Let's use Sam as an example (as related to the previous post, only SOME shoes make sense,):

- Being Overresponsive to touch, he is hypersensitive to certain textures, tags in clothing, light touches, and reacts with a fight or flight response.
- Sam gets easily distracted with a lot to see, lots of people, too many toys in the store, or even cluttered classroom walls, and can't focus on his work. Bright lights make him squint and his eyes water and burn.
- Noise is a constant complaint, and a distraction. If I turn the radio up in the car, he says it's bursting his eardrums. He was afraid of the vacuum as a baby.
- Smells are always much stronger for him than anyone else, even ones no ones else notices. This can be an issue in public since he does not know the difference between rude and polite comments about people.

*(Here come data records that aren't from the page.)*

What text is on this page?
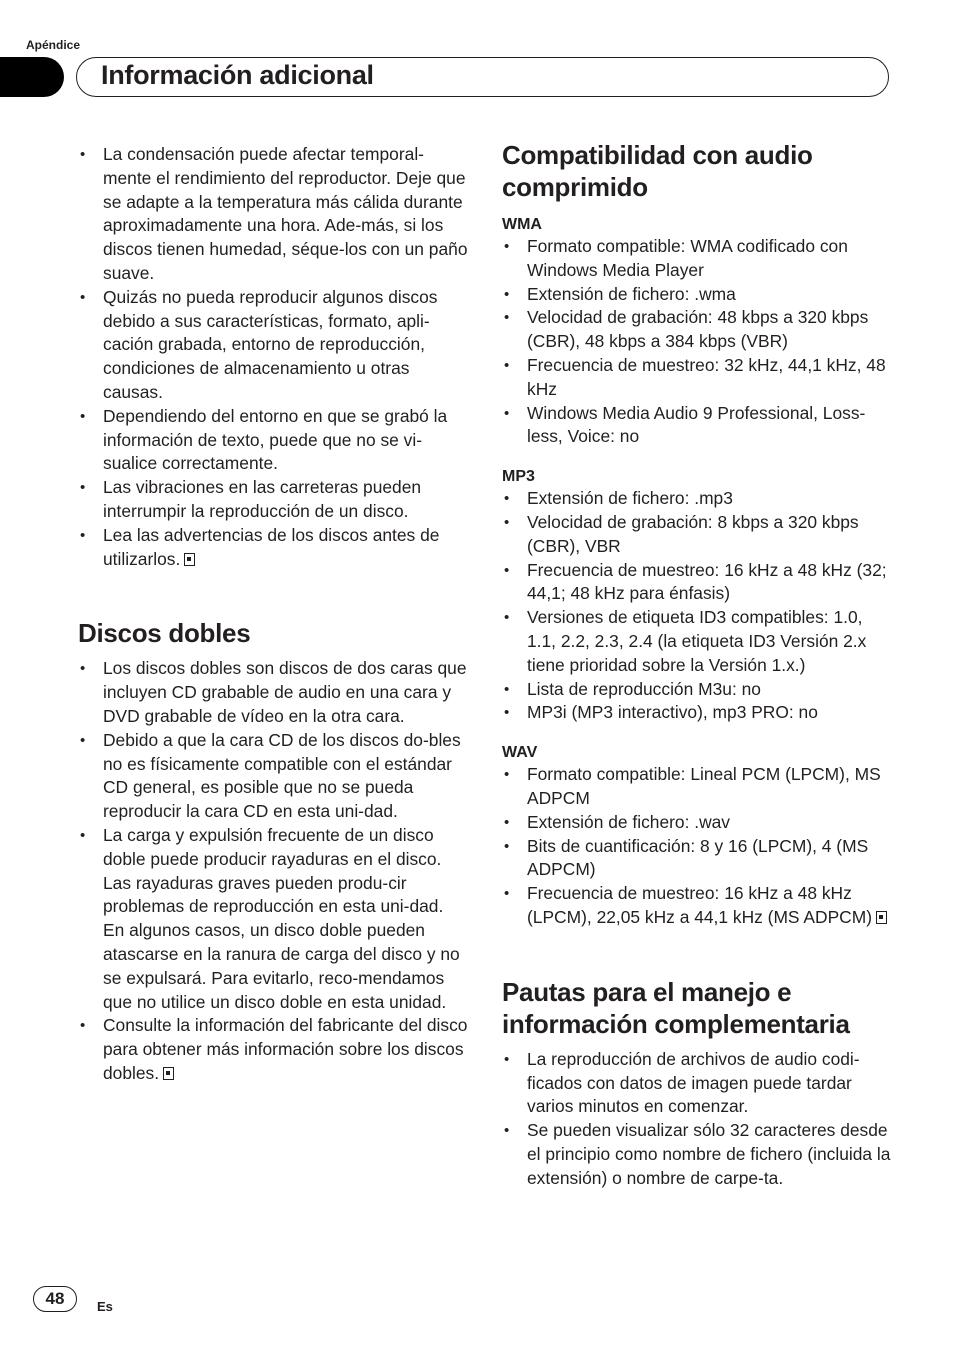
Apéndice
Información adicional
• La condensación puede afectar temporal-mente el rendimiento del reproductor. Deje que se adapte a la temperatura más cálida durante aproximadamente una hora. Ade-más, si los discos tienen humedad, séque-los con un paño suave.
• Quizás no pueda reproducir algunos discos debido a sus características, formato, apli-cación grabada, entorno de reproducción, condiciones de almacenamiento u otras causas.
• Dependiendo del entorno en que se grabó la información de texto, puede que no se vi-sualice correctamente.
• Las vibraciones en las carreteras pueden interrumpir la reproducción de un disco.
• Lea las advertencias de los discos antes de utilizarlos.
Discos dobles
• Los discos dobles son discos de dos caras que incluyen CD grabable de audio en una cara y DVD grabable de vídeo en la otra cara.
• Debido a que la cara CD de los discos do-bles no es físicamente compatible con el estándar CD general, es posible que no se pueda reproducir la cara CD en esta uni-dad.
• La carga y expulsión frecuente de un disco doble puede producir rayaduras en el disco. Las rayaduras graves pueden produ-cir problemas de reproducción en esta uni-dad. En algunos casos, un disco doble pueden atascarse en la ranura de carga del disco y no se expulsará. Para evitarlo, reco-mendamos que no utilice un disco doble en esta unidad.
• Consulte la información del fabricante del disco para obtener más información sobre los discos dobles.
Compatibilidad con audio comprimido
WMA
• Formato compatible: WMA codificado con Windows Media Player
• Extensión de fichero: .wma
• Velocidad de grabación: 48 kbps a 320 kbps (CBR), 48 kbps a 384 kbps (VBR)
• Frecuencia de muestreo: 32 kHz, 44,1 kHz, 48 kHz
• Windows Media Audio 9 Professional, Loss-less, Voice: no
MP3
• Extensión de fichero: .mp3
• Velocidad de grabación: 8 kbps a 320 kbps (CBR), VBR
• Frecuencia de muestreo: 16 kHz a 48 kHz (32; 44,1; 48 kHz para énfasis)
• Versiones de etiqueta ID3 compatibles: 1.0, 1.1, 2.2, 2.3, 2.4 (la etiqueta ID3 Versión 2.x tiene prioridad sobre la Versión 1.x.)
• Lista de reproducción M3u: no
• MP3i (MP3 interactivo), mp3 PRO: no
WAV
• Formato compatible: Lineal PCM (LPCM), MS ADPCM
• Extensión de fichero: .wav
• Bits de cuantificación: 8 y 16 (LPCM), 4 (MS ADPCM)
• Frecuencia de muestreo: 16 kHz a 48 kHz (LPCM), 22,05 kHz a 44,1 kHz (MS ADPCM)
Pautas para el manejo e información complementaria
• La reproducción de archivos de audio codi-ficados con datos de imagen puede tardar varios minutos en comenzar.
• Se pueden visualizar sólo 32 caracteres desde el principio como nombre de fichero (incluida la extensión) o nombre de carpe-ta.
48	Es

- Taste becomes and issue at dinner every night. I never use pepper if I want him to eat, and anything new usually remains untouched. He also doesn't like his food mixed together or touching, because the flavors mix together and taste different.

It can be challenging, navigating Sam's sensitivities, and then turning around and dealing with Liam's, which are opposite in most cases (he's a sensory-seeker in most areas). However, it's also quite interesting to learn about the science behind the disorder, and the proper sensory functioning. Makes me feel smarter knowing what I know and sharing it.